Youngstown Schools hopes to decrease suspensions with new policy

The new code is effective Wednesday, March 29

Youngstown City Schools CEO Krish Mohip is looking to hire new principals.
Youngstown City Schools CEO Krish Mohip

YOUNGSTOWN, Ohio (WKBN) – A new code of conduct in the Youngstown City Schools could curb suspensions.

CEO Krish Mohip came up with the new student code of conduct that he says would give teachers and administrators more options when it comes to discipline.

One of the options will be the new “Positive Behavioral Interventions and Supports,” in which those involved in a conflict would be brought together to talk about it and work things out. Discipline would then be based on the outcome of the intervention.

By implementing this new system, Mohip said the number of student out-of-school suspensions will decrease.

“Obviously, if a student isn’t in school, he or she can’t learn, “ he said. “In this school system, though, at least for the last few years, suspensions have been handed down liberally. That benefits no one. A suspension should only be a last resort.”

Mophip was shocked to see the number of students on suspension last year because of disciplinary problems. The yearly average is 1,500 days in a district of roughly 5,300 kids, even kindergarten through third grade suspensions were high from last year at about 1,000 days.

Since August, Mohip has been working with his staff and administrators to revise the system’s code of conduct, which he says was overly restrictive.

“It was a very punitive-type code of conduct. If you did “x” then “y” will happen,” Mohip said.

When the new code goes into effect, students can and will still be suspended and even expelled if necessary, but Mohip wants teachers, administrators and students to learn more about what caused the bad behavior and address those issues rather than simply mete out punishment.

“Before we just hand out consequence, we want to understand why that child did it. Are there resources that child needs, either in the family or for himself,” Mohip said.

Principals and staff members have gone through training since the start of the school year, something Mohip says will continue in the future.

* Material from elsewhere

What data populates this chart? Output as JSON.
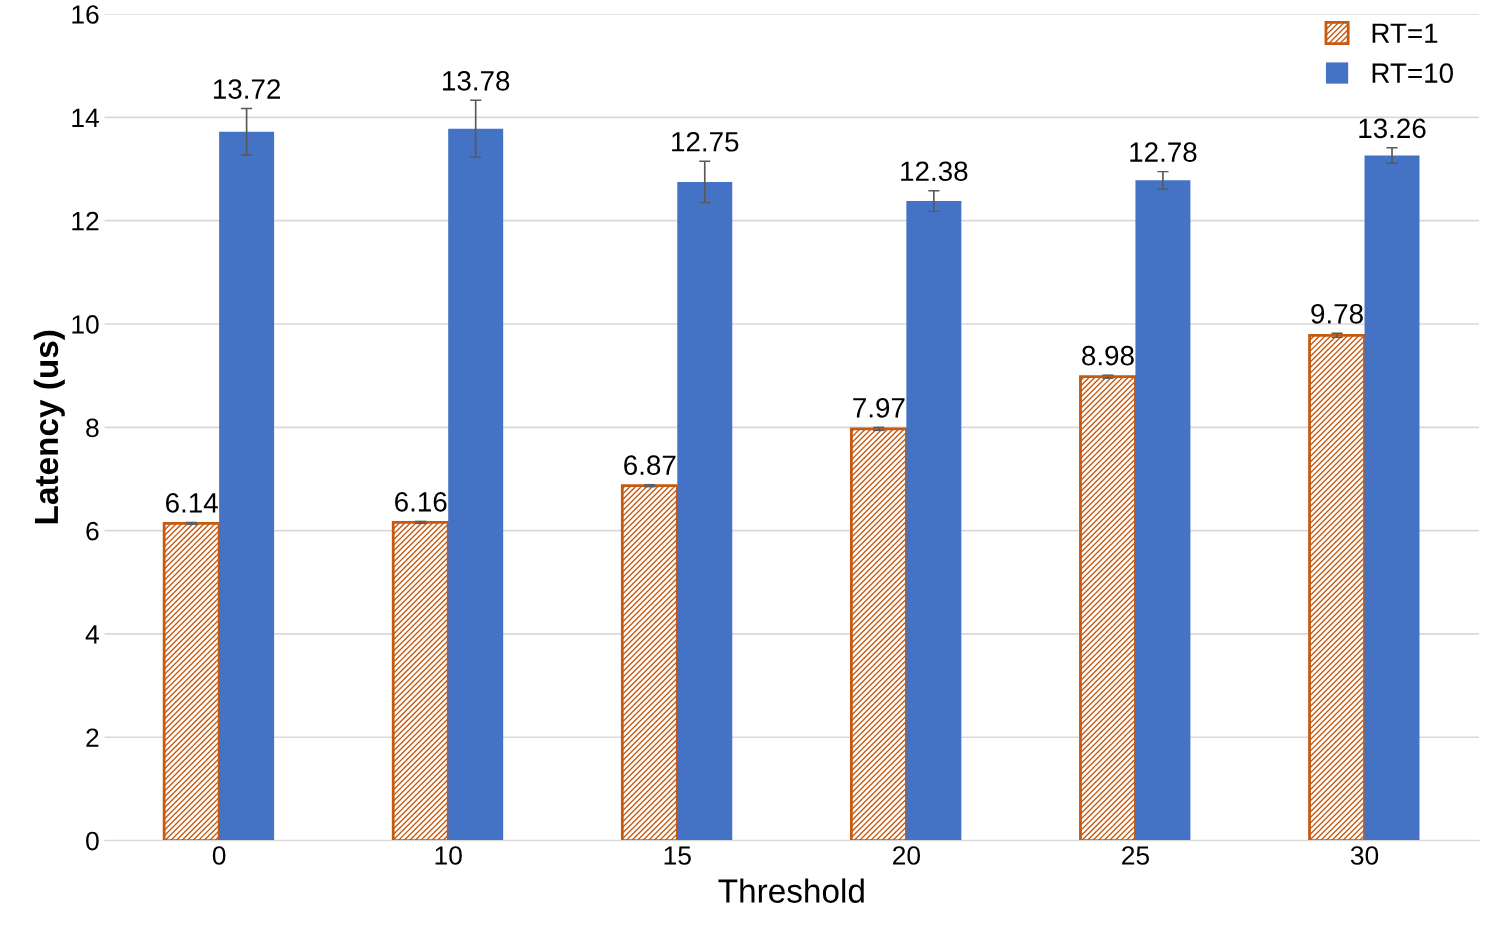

The ultimate goal is to find ways to keep kids in school, even if that means placing them into an alternative classroom setting rather than sending them home for what could be a week or ten days at a time and then expecting them to pick up with their classes where they left off.

“Quite frankly when kids go home, we can’t really what they are doing when they are not in school,” Mohip said.

The new code is effective Wednesday, March 29.